Silicon-Tin-Oxide (STO) films were deposited from STO target (SiO2:SnO2 = 5:95 wt%) by Radio frequency (RF) Magnetron sputtering (Kurt J. Lesker). The STO films were deposited at the power of 80 W, the pressure of 2mtorr and the Argon/oxygen flow ratio of 7.4/0.74sccm. The device configuration of TFT is composed of inverted staggered type. A 300 nm thick Al-Nd alloy (3 wt% of Nd) as gate metal was deposited by direct current (DC) magnetron sputtering and its patterns were defined by photolithography. Subsequently, the film was anodized to form a 200 nm layer of AlOx-Nd on the surface in an electrolyte consisting of 3.68 wt% ammonium tartrate solution and ethylene glycol. Afterwards, a 5 nm thick STO thin film was deposited on the anodic oxide film by RF sputtering at room temperature. Before the S/D electrodes deposition, it was annealed at 250 °C and 300 °C in air ambient for 0.5 h, respectively. For the S/D electrodes, 100 nm thick Mo metal was sputtered to form the S/D electrodes through metal shadow mask, defining a channel width/length of 300/300 μm. No passivation layer was deposited after the a-STO TFT fabrication.
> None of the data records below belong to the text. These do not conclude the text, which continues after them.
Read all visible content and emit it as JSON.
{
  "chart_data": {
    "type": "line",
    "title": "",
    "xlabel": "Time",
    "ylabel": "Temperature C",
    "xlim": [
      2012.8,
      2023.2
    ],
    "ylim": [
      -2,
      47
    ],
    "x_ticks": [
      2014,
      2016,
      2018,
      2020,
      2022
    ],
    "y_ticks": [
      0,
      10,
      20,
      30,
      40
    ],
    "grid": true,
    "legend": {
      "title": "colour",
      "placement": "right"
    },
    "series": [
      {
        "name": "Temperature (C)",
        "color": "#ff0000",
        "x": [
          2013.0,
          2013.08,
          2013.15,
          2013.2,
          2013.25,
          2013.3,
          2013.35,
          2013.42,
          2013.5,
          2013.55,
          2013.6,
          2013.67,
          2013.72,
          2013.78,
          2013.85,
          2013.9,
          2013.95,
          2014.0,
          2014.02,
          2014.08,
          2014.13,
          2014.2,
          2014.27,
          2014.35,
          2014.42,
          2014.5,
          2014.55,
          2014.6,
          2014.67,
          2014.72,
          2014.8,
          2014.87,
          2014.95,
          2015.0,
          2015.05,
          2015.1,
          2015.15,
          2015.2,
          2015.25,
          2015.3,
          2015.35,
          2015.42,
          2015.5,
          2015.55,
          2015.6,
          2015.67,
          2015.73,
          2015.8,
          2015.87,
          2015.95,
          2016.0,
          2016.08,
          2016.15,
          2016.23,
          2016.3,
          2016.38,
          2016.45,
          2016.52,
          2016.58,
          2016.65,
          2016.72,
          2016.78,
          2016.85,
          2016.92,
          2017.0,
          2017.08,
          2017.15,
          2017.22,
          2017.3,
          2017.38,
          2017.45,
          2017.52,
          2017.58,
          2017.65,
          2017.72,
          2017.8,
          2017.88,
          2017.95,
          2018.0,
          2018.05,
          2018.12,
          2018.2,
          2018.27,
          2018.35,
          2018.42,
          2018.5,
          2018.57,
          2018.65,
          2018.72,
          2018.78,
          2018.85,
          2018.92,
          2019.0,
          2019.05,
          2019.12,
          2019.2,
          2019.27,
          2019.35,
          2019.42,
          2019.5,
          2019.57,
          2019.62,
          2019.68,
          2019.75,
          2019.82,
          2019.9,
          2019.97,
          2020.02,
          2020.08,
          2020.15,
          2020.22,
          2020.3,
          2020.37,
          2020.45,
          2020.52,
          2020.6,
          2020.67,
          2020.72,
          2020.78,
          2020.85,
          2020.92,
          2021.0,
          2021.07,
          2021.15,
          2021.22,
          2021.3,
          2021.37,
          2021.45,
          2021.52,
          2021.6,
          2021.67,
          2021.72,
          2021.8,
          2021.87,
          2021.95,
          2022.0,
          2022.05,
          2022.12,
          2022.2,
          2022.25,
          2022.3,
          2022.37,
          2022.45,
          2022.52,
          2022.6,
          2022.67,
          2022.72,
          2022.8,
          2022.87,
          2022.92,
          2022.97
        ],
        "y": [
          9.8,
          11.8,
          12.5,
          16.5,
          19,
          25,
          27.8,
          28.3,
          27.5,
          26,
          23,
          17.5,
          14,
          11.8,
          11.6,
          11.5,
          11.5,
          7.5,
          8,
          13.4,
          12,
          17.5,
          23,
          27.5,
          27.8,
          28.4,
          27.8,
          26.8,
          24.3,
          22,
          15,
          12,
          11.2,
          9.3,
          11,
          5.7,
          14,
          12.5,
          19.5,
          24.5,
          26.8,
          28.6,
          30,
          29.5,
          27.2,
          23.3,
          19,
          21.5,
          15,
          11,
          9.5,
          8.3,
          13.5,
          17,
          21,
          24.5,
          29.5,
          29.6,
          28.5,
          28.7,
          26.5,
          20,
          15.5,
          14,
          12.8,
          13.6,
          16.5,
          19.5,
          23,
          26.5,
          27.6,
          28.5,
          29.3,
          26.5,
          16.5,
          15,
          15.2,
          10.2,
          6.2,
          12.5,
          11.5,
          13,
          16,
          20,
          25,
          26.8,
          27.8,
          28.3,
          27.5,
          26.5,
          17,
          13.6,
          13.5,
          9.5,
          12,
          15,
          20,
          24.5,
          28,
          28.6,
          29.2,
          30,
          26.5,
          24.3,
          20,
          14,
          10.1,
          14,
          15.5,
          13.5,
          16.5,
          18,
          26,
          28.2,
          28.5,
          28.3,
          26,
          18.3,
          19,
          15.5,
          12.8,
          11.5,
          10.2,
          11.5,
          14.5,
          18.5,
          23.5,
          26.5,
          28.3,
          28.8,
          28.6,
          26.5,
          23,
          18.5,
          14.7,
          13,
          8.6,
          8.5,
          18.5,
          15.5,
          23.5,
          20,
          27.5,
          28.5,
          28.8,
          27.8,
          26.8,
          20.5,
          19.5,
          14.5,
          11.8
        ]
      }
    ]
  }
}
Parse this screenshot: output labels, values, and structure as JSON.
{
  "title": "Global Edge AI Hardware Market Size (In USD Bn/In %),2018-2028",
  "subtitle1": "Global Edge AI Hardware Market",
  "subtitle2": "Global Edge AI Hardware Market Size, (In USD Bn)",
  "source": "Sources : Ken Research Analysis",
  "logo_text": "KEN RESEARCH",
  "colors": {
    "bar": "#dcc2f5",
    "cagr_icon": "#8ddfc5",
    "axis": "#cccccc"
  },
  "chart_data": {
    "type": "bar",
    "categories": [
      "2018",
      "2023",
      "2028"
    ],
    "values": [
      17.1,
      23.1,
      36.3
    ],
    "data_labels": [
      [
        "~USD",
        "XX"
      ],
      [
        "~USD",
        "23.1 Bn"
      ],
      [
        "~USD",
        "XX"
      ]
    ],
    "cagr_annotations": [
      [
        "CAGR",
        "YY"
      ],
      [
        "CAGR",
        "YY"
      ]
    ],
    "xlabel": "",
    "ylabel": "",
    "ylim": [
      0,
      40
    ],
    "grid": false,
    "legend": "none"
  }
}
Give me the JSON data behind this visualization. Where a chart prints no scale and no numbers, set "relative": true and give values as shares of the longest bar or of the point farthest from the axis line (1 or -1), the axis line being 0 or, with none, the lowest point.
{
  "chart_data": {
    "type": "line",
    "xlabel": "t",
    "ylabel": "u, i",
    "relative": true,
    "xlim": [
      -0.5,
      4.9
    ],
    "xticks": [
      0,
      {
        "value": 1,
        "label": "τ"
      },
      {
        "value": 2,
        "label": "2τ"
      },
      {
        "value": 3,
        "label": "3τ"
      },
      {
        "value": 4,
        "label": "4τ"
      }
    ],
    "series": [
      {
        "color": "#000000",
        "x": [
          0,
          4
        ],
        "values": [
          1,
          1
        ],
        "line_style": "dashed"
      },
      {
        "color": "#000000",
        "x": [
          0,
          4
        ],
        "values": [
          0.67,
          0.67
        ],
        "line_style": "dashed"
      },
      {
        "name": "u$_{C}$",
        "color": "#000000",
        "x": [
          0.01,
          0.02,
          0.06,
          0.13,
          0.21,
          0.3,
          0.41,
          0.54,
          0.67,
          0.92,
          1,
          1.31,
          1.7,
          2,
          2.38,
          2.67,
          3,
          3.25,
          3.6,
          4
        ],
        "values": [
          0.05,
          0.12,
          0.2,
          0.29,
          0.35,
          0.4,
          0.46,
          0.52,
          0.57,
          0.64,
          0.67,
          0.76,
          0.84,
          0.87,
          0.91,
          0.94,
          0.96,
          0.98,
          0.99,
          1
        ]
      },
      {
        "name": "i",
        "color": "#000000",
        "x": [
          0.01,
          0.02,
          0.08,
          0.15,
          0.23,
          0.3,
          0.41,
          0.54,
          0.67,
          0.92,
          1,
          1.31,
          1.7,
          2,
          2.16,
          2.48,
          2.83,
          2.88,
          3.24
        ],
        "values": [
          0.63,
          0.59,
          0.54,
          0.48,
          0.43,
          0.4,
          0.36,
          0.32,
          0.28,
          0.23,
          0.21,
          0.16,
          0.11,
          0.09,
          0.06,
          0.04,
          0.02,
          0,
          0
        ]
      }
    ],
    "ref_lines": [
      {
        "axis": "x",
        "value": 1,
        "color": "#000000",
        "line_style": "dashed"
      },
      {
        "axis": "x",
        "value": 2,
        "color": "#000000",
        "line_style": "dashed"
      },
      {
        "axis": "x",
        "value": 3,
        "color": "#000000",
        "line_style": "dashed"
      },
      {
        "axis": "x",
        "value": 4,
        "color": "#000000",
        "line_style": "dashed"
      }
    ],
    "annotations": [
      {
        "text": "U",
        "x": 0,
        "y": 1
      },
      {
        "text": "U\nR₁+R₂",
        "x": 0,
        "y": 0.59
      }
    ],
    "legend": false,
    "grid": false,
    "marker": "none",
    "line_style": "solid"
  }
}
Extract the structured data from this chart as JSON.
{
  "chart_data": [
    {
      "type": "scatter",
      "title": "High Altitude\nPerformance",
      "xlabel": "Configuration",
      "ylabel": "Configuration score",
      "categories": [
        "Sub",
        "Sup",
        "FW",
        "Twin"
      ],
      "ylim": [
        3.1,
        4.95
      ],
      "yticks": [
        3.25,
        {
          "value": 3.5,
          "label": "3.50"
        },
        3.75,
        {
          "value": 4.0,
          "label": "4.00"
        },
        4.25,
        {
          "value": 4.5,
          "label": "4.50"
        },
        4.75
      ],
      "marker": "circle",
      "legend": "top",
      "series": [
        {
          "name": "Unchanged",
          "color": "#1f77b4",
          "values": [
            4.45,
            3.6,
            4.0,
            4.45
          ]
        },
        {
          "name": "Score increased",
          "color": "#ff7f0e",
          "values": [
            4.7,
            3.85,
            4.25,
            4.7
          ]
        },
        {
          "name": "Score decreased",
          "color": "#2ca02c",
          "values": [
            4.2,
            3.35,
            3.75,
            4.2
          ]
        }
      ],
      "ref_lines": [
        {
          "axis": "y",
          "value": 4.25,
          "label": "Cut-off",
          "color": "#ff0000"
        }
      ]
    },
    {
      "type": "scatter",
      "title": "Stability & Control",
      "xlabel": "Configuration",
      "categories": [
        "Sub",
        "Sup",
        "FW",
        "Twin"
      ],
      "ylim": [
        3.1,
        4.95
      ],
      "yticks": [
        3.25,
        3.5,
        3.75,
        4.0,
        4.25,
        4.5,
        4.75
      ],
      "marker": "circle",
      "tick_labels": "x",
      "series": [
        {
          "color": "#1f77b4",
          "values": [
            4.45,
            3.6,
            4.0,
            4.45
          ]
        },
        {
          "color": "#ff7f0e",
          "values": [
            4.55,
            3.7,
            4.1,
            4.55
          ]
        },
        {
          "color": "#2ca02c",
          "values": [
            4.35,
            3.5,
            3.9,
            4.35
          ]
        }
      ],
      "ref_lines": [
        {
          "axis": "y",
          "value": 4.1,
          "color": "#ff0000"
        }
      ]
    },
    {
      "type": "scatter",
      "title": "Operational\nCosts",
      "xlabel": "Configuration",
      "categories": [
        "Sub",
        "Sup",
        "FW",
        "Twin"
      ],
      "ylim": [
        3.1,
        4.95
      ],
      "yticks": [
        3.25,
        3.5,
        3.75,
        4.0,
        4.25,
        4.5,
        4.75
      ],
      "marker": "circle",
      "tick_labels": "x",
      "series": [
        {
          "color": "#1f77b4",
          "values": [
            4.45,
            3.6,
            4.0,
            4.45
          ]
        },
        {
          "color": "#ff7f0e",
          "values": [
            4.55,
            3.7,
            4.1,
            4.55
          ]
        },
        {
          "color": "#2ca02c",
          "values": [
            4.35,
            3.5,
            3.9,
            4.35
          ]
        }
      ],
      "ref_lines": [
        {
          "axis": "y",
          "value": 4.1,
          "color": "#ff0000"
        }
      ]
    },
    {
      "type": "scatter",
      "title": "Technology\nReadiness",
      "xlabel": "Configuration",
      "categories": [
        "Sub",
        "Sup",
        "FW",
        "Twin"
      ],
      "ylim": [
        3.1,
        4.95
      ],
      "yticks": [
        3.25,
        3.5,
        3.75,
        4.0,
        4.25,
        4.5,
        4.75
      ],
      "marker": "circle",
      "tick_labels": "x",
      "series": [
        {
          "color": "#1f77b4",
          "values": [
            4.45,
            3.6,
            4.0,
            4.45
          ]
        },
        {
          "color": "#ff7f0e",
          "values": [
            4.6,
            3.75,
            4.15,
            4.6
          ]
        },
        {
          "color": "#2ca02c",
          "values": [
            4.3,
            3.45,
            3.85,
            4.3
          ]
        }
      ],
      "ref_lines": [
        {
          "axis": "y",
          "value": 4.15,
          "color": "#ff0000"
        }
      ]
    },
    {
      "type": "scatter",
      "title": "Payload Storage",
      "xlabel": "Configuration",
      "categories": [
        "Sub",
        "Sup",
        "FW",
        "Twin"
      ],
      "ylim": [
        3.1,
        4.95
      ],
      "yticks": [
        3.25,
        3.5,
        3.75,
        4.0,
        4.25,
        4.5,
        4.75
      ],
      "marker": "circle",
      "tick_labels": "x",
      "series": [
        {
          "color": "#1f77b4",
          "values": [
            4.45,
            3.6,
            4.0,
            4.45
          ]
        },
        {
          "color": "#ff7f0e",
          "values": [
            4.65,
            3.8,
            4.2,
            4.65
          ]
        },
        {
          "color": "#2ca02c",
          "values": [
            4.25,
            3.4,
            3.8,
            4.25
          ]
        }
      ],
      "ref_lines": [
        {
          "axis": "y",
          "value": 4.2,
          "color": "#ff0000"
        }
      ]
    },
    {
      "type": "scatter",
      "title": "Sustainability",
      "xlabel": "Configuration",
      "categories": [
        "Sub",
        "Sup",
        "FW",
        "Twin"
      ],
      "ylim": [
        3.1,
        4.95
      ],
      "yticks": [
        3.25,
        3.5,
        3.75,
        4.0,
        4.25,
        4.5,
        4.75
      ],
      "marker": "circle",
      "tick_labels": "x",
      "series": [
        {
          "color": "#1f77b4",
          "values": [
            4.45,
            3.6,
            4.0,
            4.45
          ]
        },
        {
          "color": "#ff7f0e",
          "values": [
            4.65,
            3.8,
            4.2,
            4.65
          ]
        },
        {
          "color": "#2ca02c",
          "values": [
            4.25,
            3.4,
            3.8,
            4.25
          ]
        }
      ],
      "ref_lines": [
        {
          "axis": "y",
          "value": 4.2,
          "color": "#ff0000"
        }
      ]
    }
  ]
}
Measurement and Characterization

The thickness of a-STO film was measured by X-ray reflectivity (XRR, Empyrean, PANalytical). The electrical characteristics of TFTs were investigated by the semiconductor parameter analyzer (Agilent, 4155 C) in the dark air ambient. The oxygen vacancy content of a-STO films were analyzed by X-ray photoelectron spectroscopy (Thermo, ESCALAB 250 Xi). The cross-sectional microstructure of TFT was analyzed by HRTEM.